The show also includes furniture pieces, polymer postcards and other objects.
Vigna says the show grew out of a relationship that developed between polymer artist Winters and RAM executive director and curator of collections Bruce W. Pepich.
"Before I got here," she recalls, "Bruce was in conversation with (Winters) who's been a polymer artist for about 20 years, who really wanted to bring polymer to its next level because there were so many people that she was out there curating or showing with who were making things that were, to be perfectly honest, beyond the hobbyists."
Because they were seen as outside the accepted art world, an organic community of polymer artists developed and Winters was a part of it.
"There's a community of polymer people who for years were using the internet to talk to one another because they were scattered around the country," says Vigna.
"There was almost a good loving thing going on. They wanted to share ideas. So what we're seeing with a lot of these people who have achieved a certain kind of success and a certain body of work, they're either part of this early conversation or growing out of it."
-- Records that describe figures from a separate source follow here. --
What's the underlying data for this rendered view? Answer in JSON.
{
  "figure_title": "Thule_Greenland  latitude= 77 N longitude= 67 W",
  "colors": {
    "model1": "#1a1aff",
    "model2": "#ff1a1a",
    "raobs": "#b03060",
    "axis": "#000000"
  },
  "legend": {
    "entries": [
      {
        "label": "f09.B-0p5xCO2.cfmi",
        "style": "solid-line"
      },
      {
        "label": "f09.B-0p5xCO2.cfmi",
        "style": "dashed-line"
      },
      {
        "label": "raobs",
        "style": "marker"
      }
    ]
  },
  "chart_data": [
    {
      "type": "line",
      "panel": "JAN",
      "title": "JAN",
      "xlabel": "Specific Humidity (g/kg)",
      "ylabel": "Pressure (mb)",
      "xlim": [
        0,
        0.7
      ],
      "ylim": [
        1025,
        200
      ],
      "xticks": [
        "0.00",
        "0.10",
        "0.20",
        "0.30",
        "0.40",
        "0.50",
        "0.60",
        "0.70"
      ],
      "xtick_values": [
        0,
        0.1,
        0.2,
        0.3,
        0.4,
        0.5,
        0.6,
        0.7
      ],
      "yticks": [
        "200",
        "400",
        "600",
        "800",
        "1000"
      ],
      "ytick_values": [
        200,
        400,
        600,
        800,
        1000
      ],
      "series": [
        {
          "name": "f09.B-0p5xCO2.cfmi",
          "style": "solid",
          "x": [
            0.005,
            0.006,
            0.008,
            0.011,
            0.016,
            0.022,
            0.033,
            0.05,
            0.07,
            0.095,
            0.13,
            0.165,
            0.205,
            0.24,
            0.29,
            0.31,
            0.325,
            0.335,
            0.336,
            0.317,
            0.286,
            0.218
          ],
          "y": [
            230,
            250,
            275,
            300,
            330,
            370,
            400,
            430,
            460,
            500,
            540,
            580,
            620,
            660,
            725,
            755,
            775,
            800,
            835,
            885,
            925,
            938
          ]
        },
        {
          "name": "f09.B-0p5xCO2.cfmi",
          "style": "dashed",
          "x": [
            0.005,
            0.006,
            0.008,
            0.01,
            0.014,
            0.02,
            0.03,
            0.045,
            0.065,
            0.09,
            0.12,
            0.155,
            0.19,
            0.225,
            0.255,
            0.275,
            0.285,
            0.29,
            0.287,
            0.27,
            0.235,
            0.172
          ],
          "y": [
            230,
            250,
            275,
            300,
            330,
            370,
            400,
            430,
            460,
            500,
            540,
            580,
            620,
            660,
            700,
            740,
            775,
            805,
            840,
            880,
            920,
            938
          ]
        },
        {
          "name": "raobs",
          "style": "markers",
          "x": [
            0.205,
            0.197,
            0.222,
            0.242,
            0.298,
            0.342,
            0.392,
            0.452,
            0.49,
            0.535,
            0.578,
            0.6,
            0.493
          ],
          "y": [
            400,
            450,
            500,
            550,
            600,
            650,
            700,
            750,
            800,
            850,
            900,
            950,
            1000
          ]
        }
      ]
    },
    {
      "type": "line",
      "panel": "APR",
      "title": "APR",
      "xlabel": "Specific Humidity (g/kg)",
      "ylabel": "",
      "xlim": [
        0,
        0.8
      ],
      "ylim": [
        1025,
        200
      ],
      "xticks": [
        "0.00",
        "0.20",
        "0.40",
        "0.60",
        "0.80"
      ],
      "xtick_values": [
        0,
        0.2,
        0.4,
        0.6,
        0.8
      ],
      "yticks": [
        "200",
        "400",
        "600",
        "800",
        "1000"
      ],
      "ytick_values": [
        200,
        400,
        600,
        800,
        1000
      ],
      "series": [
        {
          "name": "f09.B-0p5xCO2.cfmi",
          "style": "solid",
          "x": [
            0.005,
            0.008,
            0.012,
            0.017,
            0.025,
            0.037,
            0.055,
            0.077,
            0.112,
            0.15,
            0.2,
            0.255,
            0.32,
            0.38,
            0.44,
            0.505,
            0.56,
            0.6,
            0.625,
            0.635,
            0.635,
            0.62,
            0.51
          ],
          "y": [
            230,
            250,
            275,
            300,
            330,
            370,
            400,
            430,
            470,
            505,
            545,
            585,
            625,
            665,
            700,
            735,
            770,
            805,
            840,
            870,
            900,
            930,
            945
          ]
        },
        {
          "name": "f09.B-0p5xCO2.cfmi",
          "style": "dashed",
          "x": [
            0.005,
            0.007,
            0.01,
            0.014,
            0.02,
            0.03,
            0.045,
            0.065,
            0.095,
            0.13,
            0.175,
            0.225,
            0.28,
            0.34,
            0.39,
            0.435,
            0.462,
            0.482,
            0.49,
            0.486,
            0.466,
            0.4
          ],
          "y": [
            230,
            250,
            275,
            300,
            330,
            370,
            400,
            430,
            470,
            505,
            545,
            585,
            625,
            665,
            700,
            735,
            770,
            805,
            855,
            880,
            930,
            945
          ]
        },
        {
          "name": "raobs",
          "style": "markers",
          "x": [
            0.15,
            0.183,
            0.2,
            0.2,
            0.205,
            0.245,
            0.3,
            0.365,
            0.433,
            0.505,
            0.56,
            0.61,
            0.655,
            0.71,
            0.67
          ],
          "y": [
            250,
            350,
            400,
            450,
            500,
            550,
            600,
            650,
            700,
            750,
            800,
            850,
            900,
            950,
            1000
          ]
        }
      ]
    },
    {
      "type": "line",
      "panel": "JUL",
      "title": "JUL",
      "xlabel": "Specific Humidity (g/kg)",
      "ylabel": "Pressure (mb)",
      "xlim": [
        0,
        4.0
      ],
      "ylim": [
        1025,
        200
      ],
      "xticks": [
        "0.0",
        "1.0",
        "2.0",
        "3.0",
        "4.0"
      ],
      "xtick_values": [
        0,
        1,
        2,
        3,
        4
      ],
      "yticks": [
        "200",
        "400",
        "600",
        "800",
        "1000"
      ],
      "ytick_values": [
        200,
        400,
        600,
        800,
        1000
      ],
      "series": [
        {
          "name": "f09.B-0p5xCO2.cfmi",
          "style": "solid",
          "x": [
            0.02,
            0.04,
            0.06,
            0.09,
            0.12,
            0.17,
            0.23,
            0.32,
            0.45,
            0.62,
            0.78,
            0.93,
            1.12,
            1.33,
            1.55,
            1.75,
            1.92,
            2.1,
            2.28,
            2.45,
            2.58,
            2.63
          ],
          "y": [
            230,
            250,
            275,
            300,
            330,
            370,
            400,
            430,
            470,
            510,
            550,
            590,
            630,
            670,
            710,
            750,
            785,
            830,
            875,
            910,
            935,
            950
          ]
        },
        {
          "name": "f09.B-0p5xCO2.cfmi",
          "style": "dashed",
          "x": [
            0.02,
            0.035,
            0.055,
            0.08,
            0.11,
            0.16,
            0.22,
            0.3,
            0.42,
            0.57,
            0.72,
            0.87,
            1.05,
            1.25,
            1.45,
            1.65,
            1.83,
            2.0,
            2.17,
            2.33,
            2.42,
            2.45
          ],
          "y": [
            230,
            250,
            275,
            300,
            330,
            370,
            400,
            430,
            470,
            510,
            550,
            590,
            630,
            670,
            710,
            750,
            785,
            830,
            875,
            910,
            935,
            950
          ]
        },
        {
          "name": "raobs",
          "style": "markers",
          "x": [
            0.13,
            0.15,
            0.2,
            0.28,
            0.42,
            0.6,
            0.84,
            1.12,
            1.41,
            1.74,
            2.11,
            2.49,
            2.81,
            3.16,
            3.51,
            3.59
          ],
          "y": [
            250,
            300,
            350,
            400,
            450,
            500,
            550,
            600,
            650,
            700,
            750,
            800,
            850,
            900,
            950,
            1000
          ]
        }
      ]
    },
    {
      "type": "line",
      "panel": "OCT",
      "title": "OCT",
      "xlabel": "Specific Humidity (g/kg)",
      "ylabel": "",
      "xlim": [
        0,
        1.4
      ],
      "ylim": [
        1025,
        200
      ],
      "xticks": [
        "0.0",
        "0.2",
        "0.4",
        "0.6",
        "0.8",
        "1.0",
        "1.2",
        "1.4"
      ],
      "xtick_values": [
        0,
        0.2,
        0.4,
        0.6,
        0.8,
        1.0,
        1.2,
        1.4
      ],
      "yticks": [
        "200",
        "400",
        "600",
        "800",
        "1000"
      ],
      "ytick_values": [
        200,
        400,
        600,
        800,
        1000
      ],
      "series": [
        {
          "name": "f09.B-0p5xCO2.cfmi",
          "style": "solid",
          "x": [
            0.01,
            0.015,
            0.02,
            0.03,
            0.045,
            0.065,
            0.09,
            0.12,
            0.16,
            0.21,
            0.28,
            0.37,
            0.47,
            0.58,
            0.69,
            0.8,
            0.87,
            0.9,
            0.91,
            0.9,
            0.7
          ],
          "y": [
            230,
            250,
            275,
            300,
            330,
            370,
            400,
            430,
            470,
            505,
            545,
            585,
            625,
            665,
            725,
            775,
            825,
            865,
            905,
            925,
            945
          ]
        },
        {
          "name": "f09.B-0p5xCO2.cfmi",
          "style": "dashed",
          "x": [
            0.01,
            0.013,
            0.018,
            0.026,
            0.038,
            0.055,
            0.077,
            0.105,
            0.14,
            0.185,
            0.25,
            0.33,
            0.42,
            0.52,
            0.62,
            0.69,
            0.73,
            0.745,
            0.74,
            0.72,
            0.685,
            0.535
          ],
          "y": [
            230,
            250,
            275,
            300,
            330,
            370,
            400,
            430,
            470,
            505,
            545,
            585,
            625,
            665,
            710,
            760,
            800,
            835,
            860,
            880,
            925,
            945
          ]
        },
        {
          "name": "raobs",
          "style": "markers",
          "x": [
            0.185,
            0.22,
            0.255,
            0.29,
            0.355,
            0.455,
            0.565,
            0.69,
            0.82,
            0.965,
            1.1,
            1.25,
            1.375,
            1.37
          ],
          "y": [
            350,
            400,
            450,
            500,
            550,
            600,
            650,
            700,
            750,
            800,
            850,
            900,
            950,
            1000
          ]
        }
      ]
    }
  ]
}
Winters was working to establish polymer and knew that she needed a respected institution to get involved. She realized, says Vigna, that a museum partner would help validate polymer as an accepted medium.
Winters visited museums and met with their staffs. She helped assemble a collection that included her works but also works from other artists and the Polymer Collection Project was born.
"RAM took the largest number of works from this collection that she had established," says Vigna. "This institution got almost 200 works from the polymer collection project. Elise Winters realized that RAM, thanks to Bruce's willingness not to be afraid of those things that kept polymer marginalized, and after visiting RAM, she really thought that this would be the place for polymer."
Many of those works are on display in the exhibition and can be seen in "Terra Nova: Polymer Art at the Crossroads," a 130-page hardcover exhibition catalog published by the museum, which also held a symposium as part of the supporting programming surrounding the show.
Polymer really is a terra nova in the art world and the crossroads is right here in southeastern Wisconsin thanks to the visionaries at Racine Art Museum.